I was working on an Azure Function that needed to sign documents with a certificate. I stored the certificate and private key in Azure Key Vault, but when I tried to use it, I got a CryptographicException: Keyset does not exist.
This error is frustrating because the key is definitely there. The issue is that Azure Functions run in a sandboxed environment that blocks access to the default user profile store where private keys are normally loaded.
After some troubleshooting, I found the solution has two parts: preventing key corruption during storage, and using the right flags when loading the certificate in the restricted environment.
Step 1: Stop Corrupting Your Keys in Key Vault
First things first: stop copying and pasting keys directly into the Azure portal. The UI can sometimes mess with whitespace and corrupt your key, which is a surprisingly common issue.
Base64 encode the files first to avoid this issue. Use PowerShell to convert them:
# For the public certificate (.cer)
[Convert]::ToBase64String([IO.File]::ReadAllBytes("C:\path\to\your\certificate.cer")) | Set-Clipboard
# For the private key (.key)
[Convert]::ToBase64String([IO.File]::ReadAllBytes("C:\path\to\your\private.key")) | Set-Clipboard
Now, paste the resulting single-line strings into your Key Vault secrets. No more corrupted keys.

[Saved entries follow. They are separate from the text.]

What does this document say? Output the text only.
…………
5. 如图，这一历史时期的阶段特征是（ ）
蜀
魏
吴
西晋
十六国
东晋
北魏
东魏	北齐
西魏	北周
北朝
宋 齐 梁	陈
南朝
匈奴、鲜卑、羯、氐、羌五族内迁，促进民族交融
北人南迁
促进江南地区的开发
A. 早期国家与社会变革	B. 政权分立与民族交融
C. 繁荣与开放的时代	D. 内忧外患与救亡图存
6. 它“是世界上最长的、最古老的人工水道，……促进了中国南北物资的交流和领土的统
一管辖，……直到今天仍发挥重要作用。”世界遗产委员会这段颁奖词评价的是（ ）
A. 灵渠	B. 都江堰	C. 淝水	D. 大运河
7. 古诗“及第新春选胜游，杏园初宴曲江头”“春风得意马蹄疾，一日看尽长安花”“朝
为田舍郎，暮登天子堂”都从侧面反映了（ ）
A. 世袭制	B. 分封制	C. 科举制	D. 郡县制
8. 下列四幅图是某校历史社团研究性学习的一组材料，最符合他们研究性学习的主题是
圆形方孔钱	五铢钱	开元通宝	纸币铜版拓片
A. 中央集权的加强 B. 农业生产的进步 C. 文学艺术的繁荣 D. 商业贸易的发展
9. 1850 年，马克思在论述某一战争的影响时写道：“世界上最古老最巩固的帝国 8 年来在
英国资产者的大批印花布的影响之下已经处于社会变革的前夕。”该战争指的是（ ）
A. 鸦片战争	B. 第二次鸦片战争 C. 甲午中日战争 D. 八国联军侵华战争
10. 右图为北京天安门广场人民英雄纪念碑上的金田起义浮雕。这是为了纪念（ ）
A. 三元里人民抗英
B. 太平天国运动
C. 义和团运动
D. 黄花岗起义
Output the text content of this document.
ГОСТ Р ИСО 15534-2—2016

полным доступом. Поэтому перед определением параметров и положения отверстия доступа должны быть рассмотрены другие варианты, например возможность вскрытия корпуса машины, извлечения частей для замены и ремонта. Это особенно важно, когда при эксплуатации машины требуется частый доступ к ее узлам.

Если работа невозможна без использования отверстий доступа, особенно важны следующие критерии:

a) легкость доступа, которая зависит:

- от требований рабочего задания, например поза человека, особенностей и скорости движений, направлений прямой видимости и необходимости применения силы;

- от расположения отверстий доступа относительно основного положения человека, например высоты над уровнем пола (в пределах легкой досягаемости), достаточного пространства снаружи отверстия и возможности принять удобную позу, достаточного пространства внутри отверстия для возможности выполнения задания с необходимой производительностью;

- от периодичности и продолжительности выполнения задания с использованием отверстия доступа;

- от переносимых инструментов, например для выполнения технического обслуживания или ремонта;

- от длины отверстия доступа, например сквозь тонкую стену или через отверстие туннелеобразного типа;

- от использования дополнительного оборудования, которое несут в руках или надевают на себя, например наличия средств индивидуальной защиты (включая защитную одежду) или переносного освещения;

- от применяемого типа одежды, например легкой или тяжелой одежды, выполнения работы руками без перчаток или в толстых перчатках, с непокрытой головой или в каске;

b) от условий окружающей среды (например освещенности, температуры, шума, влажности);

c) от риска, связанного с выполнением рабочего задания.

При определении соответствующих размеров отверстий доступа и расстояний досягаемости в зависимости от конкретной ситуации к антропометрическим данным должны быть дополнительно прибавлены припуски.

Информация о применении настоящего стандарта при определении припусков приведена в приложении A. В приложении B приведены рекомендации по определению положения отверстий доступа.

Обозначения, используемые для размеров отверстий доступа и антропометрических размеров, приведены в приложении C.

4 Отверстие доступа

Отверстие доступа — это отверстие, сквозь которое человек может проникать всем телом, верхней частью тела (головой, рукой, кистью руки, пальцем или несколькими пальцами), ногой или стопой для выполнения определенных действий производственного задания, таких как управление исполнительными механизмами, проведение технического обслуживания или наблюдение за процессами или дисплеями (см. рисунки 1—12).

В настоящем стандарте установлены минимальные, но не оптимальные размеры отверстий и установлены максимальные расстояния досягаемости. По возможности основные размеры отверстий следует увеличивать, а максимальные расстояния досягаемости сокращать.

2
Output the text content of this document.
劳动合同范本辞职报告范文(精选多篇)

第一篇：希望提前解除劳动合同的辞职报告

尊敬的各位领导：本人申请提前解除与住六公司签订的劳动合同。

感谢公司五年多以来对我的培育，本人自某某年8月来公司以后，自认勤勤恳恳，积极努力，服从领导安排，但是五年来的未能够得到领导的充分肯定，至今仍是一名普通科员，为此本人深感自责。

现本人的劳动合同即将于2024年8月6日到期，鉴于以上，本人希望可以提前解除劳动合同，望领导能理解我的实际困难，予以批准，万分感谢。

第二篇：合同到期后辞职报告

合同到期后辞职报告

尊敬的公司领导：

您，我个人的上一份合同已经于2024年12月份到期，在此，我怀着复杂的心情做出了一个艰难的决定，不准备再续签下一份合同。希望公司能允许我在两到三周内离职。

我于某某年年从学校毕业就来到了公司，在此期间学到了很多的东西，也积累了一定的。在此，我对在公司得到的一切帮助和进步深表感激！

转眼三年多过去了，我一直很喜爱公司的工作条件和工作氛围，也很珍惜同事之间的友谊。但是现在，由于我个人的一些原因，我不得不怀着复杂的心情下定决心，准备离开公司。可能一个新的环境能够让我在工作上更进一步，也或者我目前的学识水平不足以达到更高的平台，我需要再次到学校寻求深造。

Step 2: Load the Certificate with the Right Flags
Once you fetch the Base64 strings from Key Vault, you need to load them with specific flags to work around the sandbox limitations.
using System;
using System.Security.Cryptography;
using System.Security.Cryptography.X509Certificates;
using System.Text;
public static class CertificateHelper
{
public static X509Certificate2 LoadCertificateFromKeyVaultSecrets(
string base64Certificate,
string base64PrivateKey)
{
// Decode the secrets from Base64
byte[] certBytes = Convert.FromBase64String(base64Certificate);
byte[] privateKeyBytes = Convert.FromBase64String(base64PrivateKey);
// Create the certificate object from the public part
var certificate = new X509Certificate2(certBytes);
// Load the private key
// This example assumes an RSA key. Adjust for other algorithms if needed.
using (var rsa = RSA.Create())
{
// Import the private key bytes.
// The method (e.g., ImportPkcs8PrivateKey, ImportRSAPrivateKey)
// depends on the format of your original key file.
rsa.ImportPkcs8PrivateKey(privateKeyBytes, out _);
// Combine the certificate with the private key
var certificateWithKey = certificate.CopyWithPrivateKey(rsa);
// Export the combined certificate to a PFX byte array (in memory)
byte[] pfxBytes = certificateWithKey.Export(X509ContentType.Pfx);
// Create the final X509Certificate2 object from the PFX data
// with the required flags. This is the crucial step.
return new X509Certificate2(
pfxBytes,
X509KeyStorageFlags.MachineKeySet | X509KeyStorageFlags.Exportable);
}
}
}
Why This Works
- Base64 Encoding: Keeps your key data intact, avoiding corruption from whitespace or line ending issues in the Azure portal.
- In-Memory PFX: We create a temporary PFX container in memory to bundle the certificate and key together without saving files.
X509KeyStorageFlags.MachineKeySet: This is the key part. It tells the runtime to use the machine-level key store, which Function Apps can access, instead of the restricted user store.X509KeyStorageFlags.Exportable: Allows the key to be exported later if needed, preventing other potential issues.
That's it - the "Keyset does not exist" error should be gone.